I caught something on TV the other day skimming between channels – some female character was being told not to wear a brooch because only old ladies wear brooches – (I think the scene was supposedly some vibrant corporate office trying to project of suitably dynamic corporate) – they obviously hadn’t heard of the potential of some brooches for gaining attention and what they have to ‘say’ about the wearer!

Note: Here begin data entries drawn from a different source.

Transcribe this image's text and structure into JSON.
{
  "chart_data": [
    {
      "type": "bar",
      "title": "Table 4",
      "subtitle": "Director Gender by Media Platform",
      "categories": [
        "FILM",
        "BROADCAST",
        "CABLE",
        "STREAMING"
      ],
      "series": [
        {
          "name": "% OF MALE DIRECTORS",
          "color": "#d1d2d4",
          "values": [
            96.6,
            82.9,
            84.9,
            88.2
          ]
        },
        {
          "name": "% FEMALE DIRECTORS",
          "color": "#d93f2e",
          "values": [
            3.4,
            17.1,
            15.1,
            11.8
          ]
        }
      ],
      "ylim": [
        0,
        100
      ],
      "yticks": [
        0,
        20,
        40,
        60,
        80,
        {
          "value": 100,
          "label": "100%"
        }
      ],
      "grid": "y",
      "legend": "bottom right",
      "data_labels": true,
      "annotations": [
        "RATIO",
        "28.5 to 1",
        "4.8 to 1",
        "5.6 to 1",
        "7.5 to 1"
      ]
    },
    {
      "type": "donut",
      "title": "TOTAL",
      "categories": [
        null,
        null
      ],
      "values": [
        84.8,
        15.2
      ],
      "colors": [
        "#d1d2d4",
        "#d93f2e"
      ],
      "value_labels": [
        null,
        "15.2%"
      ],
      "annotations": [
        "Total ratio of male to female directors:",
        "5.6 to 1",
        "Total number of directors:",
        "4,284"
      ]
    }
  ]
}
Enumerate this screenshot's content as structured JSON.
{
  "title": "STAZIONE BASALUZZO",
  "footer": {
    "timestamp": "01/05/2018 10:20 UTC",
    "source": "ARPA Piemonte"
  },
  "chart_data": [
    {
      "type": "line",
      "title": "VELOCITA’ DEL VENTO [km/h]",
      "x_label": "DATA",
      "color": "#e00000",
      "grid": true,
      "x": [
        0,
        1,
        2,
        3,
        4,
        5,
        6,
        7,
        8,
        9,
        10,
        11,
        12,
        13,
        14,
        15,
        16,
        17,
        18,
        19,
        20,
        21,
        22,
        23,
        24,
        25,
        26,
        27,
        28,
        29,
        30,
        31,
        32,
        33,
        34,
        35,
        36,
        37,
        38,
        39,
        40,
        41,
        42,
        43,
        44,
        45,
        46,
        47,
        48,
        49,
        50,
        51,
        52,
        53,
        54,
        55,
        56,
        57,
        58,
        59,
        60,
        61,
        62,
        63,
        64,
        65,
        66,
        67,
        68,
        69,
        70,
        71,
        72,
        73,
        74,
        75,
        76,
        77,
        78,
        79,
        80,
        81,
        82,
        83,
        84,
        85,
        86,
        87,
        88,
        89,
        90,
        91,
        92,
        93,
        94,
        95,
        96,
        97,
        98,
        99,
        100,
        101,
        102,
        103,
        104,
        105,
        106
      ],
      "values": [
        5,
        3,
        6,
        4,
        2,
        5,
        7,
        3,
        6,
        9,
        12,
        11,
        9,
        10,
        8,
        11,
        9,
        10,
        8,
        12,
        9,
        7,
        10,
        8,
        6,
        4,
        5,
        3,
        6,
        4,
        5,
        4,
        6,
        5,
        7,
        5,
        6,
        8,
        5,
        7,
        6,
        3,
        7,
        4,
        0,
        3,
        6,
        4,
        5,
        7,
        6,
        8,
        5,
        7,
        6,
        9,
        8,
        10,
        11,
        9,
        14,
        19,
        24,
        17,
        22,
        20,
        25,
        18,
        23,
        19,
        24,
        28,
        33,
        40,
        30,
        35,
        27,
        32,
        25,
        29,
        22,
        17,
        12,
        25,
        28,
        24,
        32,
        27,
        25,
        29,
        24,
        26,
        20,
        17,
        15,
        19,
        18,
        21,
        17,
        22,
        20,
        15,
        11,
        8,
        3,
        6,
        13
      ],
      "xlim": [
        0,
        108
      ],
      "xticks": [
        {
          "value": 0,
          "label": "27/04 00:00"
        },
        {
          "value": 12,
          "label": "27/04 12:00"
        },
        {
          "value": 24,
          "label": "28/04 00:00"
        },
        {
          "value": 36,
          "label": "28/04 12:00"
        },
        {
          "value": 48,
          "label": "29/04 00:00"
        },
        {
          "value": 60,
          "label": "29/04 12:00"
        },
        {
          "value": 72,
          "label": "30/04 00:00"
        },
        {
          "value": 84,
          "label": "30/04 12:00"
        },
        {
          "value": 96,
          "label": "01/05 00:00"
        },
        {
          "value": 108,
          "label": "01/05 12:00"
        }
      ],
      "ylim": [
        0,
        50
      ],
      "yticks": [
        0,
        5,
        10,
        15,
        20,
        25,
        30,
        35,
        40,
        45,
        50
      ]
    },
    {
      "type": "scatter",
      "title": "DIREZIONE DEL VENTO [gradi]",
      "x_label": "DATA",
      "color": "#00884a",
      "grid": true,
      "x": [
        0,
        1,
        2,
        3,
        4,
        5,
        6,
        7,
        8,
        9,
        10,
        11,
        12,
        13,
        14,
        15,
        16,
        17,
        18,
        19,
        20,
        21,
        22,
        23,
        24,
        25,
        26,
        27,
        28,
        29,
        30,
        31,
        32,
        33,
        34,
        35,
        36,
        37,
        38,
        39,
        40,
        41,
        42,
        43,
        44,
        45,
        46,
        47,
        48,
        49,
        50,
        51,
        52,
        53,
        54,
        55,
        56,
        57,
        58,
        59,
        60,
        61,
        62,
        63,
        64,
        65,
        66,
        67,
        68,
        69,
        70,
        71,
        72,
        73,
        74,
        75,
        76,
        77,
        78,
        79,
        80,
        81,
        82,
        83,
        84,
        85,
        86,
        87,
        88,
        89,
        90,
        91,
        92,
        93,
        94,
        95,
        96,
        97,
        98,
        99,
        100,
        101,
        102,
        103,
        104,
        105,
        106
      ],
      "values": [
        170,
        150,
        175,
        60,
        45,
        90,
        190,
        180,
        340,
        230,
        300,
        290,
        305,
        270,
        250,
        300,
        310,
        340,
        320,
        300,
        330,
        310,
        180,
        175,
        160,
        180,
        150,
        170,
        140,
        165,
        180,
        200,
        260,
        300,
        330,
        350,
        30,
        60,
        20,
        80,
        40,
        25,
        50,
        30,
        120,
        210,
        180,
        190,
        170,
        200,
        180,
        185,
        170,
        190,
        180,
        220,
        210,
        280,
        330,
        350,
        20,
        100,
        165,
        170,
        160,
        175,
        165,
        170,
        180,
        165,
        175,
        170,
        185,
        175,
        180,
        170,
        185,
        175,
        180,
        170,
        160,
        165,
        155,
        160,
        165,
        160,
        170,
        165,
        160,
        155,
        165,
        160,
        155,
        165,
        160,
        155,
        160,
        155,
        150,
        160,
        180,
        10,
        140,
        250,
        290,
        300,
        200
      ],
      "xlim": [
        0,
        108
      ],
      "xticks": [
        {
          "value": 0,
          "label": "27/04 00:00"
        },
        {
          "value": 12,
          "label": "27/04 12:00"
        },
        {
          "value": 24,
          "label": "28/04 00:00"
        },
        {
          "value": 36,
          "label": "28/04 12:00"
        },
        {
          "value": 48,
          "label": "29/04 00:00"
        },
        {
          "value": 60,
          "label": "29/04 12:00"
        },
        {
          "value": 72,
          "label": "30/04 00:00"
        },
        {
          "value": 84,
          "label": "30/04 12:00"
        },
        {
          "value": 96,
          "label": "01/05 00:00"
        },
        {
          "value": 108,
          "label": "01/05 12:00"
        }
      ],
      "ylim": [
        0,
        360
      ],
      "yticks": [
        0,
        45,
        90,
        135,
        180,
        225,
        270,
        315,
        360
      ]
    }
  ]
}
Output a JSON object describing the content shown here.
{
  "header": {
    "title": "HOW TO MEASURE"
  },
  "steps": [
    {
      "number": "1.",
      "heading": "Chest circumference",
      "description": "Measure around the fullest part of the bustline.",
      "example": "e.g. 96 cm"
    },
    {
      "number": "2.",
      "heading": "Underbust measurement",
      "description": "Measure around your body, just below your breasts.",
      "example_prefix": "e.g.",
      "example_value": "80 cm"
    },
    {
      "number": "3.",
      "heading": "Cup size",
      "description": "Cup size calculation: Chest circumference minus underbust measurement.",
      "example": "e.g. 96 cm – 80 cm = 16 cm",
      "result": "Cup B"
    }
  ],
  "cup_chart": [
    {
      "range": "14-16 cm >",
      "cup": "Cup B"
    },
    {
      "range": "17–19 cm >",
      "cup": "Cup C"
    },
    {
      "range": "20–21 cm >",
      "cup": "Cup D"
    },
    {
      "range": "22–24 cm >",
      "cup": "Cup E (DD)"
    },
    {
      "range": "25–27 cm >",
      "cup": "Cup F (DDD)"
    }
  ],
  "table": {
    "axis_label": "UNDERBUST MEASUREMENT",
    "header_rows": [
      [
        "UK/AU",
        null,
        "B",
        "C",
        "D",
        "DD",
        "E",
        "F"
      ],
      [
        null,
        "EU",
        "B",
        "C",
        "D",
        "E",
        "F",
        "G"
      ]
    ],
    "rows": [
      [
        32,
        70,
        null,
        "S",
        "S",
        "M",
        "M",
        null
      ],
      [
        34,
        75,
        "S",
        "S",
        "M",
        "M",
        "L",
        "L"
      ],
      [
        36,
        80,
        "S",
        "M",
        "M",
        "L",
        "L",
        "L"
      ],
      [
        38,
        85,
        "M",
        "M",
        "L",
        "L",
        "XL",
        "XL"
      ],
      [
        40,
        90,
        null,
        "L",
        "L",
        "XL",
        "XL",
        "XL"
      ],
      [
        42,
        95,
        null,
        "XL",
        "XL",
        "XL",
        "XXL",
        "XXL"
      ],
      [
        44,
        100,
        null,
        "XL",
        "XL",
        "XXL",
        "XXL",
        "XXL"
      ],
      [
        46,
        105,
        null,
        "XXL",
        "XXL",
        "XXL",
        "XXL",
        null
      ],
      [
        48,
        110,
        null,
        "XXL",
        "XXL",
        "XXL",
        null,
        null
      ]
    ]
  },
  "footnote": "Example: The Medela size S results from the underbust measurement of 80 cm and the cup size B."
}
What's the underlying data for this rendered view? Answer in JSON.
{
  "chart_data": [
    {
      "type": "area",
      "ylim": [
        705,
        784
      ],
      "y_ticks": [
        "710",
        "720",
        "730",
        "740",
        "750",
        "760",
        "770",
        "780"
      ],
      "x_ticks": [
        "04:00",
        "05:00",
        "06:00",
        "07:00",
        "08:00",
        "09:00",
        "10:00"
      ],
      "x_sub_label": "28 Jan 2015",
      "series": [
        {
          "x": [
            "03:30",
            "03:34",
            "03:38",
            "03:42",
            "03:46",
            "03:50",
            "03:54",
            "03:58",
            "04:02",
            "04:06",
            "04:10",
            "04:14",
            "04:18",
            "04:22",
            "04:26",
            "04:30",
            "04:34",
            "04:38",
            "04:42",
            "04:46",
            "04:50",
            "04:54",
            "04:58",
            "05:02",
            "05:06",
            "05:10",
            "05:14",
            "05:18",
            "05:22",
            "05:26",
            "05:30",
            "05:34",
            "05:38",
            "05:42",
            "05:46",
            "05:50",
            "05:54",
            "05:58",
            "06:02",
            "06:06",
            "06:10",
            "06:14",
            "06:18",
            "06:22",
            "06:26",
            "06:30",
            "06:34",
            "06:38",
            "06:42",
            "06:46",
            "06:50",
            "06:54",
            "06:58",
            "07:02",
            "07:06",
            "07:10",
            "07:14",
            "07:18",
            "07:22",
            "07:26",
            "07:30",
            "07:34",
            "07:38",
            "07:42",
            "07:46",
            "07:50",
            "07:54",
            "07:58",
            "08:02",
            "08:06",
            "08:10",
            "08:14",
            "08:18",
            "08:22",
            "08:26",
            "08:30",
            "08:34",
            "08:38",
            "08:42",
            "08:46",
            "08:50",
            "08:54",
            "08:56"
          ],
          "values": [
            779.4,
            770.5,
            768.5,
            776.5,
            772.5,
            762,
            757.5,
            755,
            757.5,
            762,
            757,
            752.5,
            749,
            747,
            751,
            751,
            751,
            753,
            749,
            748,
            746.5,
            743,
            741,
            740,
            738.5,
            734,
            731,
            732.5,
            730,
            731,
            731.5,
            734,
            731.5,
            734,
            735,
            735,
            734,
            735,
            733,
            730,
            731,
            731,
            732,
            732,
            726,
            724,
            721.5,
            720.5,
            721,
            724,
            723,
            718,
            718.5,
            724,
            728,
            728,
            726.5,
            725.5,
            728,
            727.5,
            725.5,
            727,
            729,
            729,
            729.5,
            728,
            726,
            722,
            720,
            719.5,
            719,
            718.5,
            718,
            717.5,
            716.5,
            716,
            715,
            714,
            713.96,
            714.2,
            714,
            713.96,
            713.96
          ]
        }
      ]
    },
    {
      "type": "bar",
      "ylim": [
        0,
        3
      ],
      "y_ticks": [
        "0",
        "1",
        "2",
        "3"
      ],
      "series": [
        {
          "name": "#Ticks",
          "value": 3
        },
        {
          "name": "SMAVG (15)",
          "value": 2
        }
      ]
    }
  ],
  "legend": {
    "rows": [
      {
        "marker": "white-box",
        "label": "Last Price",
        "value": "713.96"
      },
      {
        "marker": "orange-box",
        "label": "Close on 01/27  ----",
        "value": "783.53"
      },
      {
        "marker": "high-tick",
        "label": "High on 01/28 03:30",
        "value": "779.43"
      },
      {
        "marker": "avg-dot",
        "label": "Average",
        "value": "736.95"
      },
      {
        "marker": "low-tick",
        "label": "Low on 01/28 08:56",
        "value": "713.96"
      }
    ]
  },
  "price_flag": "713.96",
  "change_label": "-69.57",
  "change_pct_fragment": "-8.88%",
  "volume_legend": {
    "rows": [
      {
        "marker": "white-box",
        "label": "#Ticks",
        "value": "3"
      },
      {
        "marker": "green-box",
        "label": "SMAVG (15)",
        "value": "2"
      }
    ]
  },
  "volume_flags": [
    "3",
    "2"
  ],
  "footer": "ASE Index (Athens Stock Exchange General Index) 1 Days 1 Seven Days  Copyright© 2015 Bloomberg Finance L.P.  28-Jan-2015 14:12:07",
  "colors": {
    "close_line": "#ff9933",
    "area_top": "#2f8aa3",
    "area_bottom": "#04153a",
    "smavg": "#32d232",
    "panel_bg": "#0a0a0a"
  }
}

The found the emphasis on things red interesting with this brooch (apart from being a favoured colour of mine) – the fact that the very name of the brooch wants to emphasise its colour – colour is very important to me (integral to my aesthetic leanings at least) but it is a colour that often divides people – I often have people comment when I wear red how much the like it but would never wear it themselves because of some connection or other. I was interested yesterday in the debate around the possibility of having a red sliver fern on the All Blacks jerseys for the world cup (in remembrance of the chch earthquake) – in my usual ignorant non-rugby take on things I thought it was in very poor taste as it looked like it had been soaked in blood (of the dead) … it took a few seconds for the braincells to connect that the red and black are Canterbury colours … I did know that but the point was that was not my first thought on seeing a red sliver fern. But I see blood as
being as much about life as it is about death – it’s all a matter of association. In the case of the Ruby red brooch my association with ‘red’ was very much about the vibrancy and intensity of life.

Time to direct the brain cells towards other pursuits (ie the things that provide me with an income!).

So girls, where and when is the BOM party?